Teeth constitute a promising source of stem cells that can be used for tissue engineering and regenerative medicine purposes. Bone loss in the craniofacial complex due to pathological conditions and severe injuries could be treated with new materials combined with human dental pulp stem cells (hDPSCs) that have the same embryonic origin as craniofacial bones. Optimising combinations of scaffolds, cells, growth factors and culture conditions still remains a great challenge. In the present study, we evaluate the mineralisation potential of hDPSCs seeded on porous silk fibroin scaffolds in a mechanically dynamic environment provided by spinner flask bioreactors. Cell-seeded scaffolds were cultured in either standard or osteogenic media in both static and dynamic conditions for 47 days. Histological analysis and micro-computed tomography of the samples showed low levels of mineralisation when samples were cultured in static conditions (0.16±0.1 BV/TV%), while their culture in a dynamic environment with osteogenic medium and weekly µCT scans (4.9±1.6 BV/TV%) significantly increased the formation of homogeneously mineralised structures, which was also confirmed by the elevated calcium levels (4.5±1.0 vs. 8.8±1.7 mg/mL). Molecular analysis of the samples showed that the expression of tooth correlated genes such as Dentin Sialophosphoprotein and Nestin were downregulated by a factor of 6.7 and 7.4, respectively, in hDPSCs when cultured in presence of osteogenic medium. This finding indicates that hDPSCs are able to adopt a non-dental identity by changing the culture conditions only. Also an increased expression of Osteocalcin (1.4x) and Collagen type I (1.7x) was found after culture under mechanically dynamic conditions in control medium. In conclusion, the combination of hDPSCs and silk scaffolds cultured under mechanical loading in spinner flask bioreactors could offer a novel and promising approach for bone tissue engineering where appropriate and rapid bone regeneration in mechanically loaded tissues is required.

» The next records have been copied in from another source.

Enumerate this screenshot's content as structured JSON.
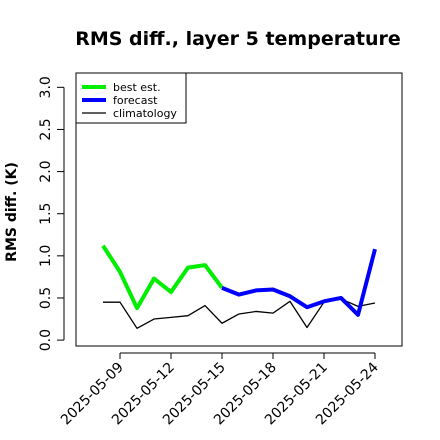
{
  "chart_data": {
    "type": "line",
    "title": "RMS diff., layer 5 temperature",
    "xlabel": "",
    "ylabel": "RMS diff. (K)",
    "x": [
      "2025-05-08",
      "2025-05-09",
      "2025-05-10",
      "2025-05-11",
      "2025-05-12",
      "2025-05-13",
      "2025-05-14",
      "2025-05-15",
      "2025-05-16",
      "2025-05-17",
      "2025-05-18",
      "2025-05-19",
      "2025-05-20",
      "2025-05-21",
      "2025-05-22",
      "2025-05-23",
      "2025-05-24"
    ],
    "xticks": [
      "2025-05-09",
      "2025-05-12",
      "2025-05-15",
      "2025-05-18",
      "2025-05-21",
      "2025-05-24"
    ],
    "highlight_tick": "2025-05-15",
    "highlight_color": "#228b22",
    "yticks": [
      "0.0",
      "0.5",
      "1.0",
      "1.5",
      "2.0",
      "2.5",
      "3.0"
    ],
    "ylim": [
      -0.07,
      3.17
    ],
    "grid": false,
    "legend_position": "top-left",
    "series": [
      {
        "name": "best est.",
        "color": "#00ee00",
        "values": [
          1.12,
          0.81,
          0.38,
          0.73,
          0.57,
          0.86,
          0.89,
          0.62,
          null,
          null,
          null,
          null,
          null,
          null,
          null,
          null,
          1.13
        ]
      },
      {
        "name": "forecast",
        "color": "#0000ff",
        "values": [
          null,
          null,
          null,
          null,
          null,
          null,
          null,
          0.62,
          0.54,
          0.59,
          0.6,
          0.52,
          0.39,
          0.46,
          0.5,
          0.3,
          1.08
        ]
      },
      {
        "name": "climatology",
        "color": "#000000",
        "values": [
          0.45,
          0.45,
          0.14,
          0.25,
          0.27,
          0.29,
          0.41,
          0.2,
          0.31,
          0.34,
          0.32,
          0.46,
          0.15,
          0.45,
          0.49,
          0.4,
          0.44
        ]
      }
    ]
  }
}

牙齿是干细胞的一个有前景的来源,可用于组织工程和再生医学目的。由于病理状况和严重损伤导致的颅面复合体骨质流失,可以通过结合人类牙髓干细胞(hDPSCs)的新材料来治疗,这些干细胞与颅面骨具有相同的胚胎起源。优化支架、细胞、生长因子和培养条件的组合仍然是一个巨大的挑战。在本研究中,我们评估了在转瓶生物反应器提供的机械动态环境中,接种在多孔丝素蛋白支架上的hDPSCs的矿化潜力。接种细胞的支架在静态和动态条件下,分别在标准培养基或成骨培养基中培养47天。对样本的组织学分析和微型计算机断层扫描显示,在静态条件下培养的样本矿化水平较低(0.16±0.1%骨体积/总体积),而在动态环境中使用成骨培养基培养并每周进行微型计算机断层扫描时(4.9±1.6%骨体积/总体积),矿化结构均匀形成的情况显著增加,钙水平升高也证实了这一点(4.5±1.0对8.8±1.7毫克/毫升)。对样本的分子分析表明,在成骨培养基存在的情况下培养时,hDPSCs中牙相关基因如牙本质涎磷蛋白和巢蛋白的表达分别下调了6.7倍和7.4倍。这一发现表明,hDPSCs仅通过改变培养条件就能获得非牙身份。在对照培养基中机械动态条件下培养后,还发现骨钙素(1.4倍)和I型胶原蛋白(1.7倍)的表达增加。总之,在转瓶生物反应器中机械加载条件下培养的hDPSCs和丝素支架的组合,对于需要在机械加载组织中实现适当且快速骨再生的骨组织工程而言,可能提供一种新颖且有前景的方法。